In their salvage work, the Nazis relied on some 25,000 Allied prisoners of war, concentrated in and around the city. Dresden, as was known very well in London and Washington, was not only a hospital city but a prisoner-of-war city - still another reason why the authorities assumed it would not be attacked. Faced with the appalling scenes of suffering, the prisoners seemed to have worked with a will, even after some of their fellow prisoners had been shot under martial law for looting.
 
What Dresdeners chiefly remember, of these first days after the raid, is the disposal of the bodies. Throughout the war, German local authorities had been extremely careful to show great respect for death, enabling relatives wherever possible to identify and to bury their own dead. At first, this procedure was followed in Dresden. But weeks after the raid there were still thousands of unopened cellars under the smoldering ruins, and the air was thick with the fog and sweet stench of rotting flesh.

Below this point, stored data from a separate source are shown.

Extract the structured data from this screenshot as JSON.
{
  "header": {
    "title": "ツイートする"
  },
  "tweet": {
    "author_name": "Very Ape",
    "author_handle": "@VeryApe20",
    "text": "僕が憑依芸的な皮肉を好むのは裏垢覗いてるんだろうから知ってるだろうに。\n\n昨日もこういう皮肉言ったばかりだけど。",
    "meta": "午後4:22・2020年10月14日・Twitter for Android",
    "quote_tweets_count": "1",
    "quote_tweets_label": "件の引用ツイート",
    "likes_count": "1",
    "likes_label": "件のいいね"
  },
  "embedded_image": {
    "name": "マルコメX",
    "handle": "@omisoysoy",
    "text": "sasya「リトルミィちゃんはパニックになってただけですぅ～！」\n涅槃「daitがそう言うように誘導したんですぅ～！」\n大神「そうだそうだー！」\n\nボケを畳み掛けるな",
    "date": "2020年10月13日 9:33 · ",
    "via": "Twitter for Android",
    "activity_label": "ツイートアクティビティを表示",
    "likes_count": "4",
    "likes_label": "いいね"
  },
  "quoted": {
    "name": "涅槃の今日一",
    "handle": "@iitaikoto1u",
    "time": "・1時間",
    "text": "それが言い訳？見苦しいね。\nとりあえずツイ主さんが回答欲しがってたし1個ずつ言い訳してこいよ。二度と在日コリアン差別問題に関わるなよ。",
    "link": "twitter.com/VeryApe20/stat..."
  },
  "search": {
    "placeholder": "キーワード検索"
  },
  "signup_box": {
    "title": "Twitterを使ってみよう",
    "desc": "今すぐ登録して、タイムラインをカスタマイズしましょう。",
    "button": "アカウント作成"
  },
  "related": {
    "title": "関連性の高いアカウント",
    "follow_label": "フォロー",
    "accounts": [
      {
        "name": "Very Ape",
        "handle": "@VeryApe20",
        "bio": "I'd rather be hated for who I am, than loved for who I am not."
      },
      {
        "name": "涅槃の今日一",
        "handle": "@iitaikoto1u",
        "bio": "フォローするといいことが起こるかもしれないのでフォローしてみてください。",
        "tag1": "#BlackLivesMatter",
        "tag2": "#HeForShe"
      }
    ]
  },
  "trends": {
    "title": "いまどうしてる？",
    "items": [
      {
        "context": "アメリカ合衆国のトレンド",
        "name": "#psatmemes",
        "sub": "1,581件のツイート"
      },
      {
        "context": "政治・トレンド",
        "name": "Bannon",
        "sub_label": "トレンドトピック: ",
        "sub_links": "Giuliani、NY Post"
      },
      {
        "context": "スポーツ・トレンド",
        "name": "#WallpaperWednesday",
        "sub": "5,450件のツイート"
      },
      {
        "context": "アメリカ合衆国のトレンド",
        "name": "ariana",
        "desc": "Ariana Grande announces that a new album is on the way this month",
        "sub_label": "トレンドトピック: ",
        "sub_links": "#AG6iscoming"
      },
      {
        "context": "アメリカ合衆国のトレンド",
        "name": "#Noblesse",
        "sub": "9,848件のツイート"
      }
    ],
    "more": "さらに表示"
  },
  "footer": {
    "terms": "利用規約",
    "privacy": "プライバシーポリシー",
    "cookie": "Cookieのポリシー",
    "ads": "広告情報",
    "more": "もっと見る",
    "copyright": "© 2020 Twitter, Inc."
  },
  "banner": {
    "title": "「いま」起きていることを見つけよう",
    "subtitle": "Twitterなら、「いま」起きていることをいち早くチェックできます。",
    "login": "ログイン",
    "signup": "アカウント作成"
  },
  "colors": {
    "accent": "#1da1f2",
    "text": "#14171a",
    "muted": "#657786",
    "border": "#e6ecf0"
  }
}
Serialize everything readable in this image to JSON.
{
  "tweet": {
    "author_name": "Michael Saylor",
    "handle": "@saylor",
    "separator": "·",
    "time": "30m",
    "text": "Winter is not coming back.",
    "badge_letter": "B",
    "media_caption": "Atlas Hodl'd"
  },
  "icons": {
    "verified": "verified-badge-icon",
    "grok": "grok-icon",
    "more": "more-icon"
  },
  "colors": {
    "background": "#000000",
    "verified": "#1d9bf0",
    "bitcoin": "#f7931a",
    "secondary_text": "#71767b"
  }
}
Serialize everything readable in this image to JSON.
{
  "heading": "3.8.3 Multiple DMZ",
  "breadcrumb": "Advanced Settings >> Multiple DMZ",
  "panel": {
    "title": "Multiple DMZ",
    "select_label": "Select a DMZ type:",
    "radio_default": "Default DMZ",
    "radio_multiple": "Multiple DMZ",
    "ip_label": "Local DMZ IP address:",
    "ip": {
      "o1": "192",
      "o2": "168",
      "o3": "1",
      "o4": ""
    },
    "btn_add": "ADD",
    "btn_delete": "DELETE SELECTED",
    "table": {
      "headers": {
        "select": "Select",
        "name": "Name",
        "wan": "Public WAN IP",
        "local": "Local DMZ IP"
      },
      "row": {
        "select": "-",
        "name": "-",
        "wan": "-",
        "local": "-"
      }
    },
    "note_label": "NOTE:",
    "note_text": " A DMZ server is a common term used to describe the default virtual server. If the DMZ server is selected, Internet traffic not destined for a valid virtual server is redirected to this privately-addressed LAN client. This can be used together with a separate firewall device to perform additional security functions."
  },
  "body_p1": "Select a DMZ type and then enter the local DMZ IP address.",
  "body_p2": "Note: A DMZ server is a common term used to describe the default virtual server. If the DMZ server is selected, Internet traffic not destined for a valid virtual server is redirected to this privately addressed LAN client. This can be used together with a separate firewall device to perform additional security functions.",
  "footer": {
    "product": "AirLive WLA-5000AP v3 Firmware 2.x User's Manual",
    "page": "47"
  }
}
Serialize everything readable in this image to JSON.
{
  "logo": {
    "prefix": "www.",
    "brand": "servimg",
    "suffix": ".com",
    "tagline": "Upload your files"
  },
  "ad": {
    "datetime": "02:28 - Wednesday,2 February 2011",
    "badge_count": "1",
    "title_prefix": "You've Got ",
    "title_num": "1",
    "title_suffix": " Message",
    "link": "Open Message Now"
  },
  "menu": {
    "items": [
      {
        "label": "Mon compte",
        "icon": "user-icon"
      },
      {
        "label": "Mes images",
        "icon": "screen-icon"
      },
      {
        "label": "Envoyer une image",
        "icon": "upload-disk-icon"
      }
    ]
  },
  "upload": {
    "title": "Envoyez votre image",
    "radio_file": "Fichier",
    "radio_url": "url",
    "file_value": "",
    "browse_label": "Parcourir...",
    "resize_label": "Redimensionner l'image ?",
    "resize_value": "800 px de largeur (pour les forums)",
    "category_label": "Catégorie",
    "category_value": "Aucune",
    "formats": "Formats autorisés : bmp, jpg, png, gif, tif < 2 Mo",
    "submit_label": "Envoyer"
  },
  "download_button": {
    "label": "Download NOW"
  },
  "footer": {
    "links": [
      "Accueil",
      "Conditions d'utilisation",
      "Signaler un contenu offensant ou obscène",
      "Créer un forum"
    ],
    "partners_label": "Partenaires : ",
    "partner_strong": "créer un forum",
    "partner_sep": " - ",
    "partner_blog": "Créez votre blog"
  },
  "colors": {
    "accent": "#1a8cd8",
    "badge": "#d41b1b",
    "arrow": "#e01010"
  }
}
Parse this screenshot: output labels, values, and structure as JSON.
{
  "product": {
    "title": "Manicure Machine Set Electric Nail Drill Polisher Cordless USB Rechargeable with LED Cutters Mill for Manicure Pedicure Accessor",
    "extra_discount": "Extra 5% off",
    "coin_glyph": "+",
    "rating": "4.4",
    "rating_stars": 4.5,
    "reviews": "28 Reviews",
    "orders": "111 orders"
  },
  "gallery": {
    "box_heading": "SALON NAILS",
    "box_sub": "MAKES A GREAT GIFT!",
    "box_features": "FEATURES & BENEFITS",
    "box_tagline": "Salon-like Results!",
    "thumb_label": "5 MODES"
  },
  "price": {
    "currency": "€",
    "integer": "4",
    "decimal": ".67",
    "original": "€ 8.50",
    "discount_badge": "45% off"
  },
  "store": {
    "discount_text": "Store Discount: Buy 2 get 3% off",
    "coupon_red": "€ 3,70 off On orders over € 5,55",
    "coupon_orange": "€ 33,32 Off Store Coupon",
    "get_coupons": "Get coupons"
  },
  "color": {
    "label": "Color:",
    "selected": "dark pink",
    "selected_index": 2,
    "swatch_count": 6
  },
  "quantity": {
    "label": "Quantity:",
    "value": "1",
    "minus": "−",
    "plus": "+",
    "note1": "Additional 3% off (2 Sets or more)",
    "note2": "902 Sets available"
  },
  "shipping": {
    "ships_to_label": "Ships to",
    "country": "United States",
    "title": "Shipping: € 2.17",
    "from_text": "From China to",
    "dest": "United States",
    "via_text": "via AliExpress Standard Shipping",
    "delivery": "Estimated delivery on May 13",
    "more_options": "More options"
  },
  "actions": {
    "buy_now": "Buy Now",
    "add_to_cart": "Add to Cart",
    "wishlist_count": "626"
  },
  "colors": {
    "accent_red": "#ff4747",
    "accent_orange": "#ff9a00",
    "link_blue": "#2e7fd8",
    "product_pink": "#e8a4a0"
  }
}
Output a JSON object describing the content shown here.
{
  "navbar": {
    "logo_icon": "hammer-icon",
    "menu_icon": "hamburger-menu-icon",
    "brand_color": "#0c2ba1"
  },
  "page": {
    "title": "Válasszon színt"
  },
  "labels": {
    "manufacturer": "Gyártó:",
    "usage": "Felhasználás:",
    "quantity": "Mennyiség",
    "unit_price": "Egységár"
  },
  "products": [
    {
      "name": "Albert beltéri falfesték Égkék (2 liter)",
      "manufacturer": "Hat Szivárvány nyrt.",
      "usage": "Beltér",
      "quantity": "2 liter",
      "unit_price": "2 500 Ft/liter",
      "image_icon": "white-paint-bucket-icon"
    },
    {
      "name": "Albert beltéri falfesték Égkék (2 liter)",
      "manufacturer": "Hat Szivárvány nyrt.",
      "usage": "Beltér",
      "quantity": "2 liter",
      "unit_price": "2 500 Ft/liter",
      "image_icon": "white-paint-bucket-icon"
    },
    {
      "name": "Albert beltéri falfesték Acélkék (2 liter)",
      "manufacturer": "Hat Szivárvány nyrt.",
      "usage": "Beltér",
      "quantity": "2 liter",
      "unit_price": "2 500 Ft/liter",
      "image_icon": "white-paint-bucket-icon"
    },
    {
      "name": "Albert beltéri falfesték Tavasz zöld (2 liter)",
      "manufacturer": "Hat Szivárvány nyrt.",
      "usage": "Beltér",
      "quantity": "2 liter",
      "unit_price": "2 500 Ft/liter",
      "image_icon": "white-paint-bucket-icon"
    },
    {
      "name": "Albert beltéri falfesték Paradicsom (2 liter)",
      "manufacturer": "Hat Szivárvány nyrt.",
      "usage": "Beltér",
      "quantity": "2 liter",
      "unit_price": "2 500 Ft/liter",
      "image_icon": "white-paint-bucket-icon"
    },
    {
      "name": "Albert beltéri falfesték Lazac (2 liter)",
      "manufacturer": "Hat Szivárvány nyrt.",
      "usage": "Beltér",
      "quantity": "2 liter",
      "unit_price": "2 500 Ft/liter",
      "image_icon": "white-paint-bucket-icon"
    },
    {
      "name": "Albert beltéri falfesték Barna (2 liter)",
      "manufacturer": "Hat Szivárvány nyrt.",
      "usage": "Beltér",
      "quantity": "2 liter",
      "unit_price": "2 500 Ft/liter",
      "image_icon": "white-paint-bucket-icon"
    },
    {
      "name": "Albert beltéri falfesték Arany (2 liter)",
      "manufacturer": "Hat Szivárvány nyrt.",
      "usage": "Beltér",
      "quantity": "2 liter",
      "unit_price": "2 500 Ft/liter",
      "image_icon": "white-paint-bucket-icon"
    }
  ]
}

An S.S. commander made the decision that the daily procession of horse-drawn biers from the city to the cemeteries outside must be stopped. If plague was to be prevented, the rest of the corpses must be disposed of more speedily. Hurriedly, a monstrous funeral pyre was constructed in the Altmarkt. Steel shutters from one of Dresden's biggest department stores were laid across broken slabs of ironstone. On this macabre gridiron, the bodies were piled with straw between each layer, soaked with gasoline and set ablaze. Nine thousand corpses were disposed of in this way, and eight cubic meters of ash were then loaded into gasoline containers and buried in a graveyard outside the city, 25 feet wide and 15 feet deep.
 
___
 
Copyright (c) 2002 - Ingrid A. Rimland ZGram - Where Truth is Destiny
 
Please keep in mind that this article was written and published by by a prestigious, mass circulation magazine (Esquire, 1963) in America - and that the statistics above, such as the true numbers of holocausted people during those murderous Allied air assaults, has never been settled.
 
Verlag Eidgenoß - a Swiss publication - claims 480,000 Dresden victims "amtlich erfaßt", that is, "bureaucratically registered."
 
A rough breakdown is as follows:
 
37,000 infants and toddlers 46,000 public school children 55,000 wounded and sick people, doctors, nurses, Red Cross helpers, and nurses aides 12,000 firemen, soldiers, medical aides, bunker assistants and anti-aircraft police 330,000 simply listed as "men, women and youth."
 
What is not known is that Field Marshal Montgomery and other Allied military leaders used the horrors of Dresden and Hamburg to blackmail the Doenitz government (after the suicide of Hitler) into an early surrender by threatening the Germans with more Hamburgs and more Dresdens if they did not unconditionally surrender then and there.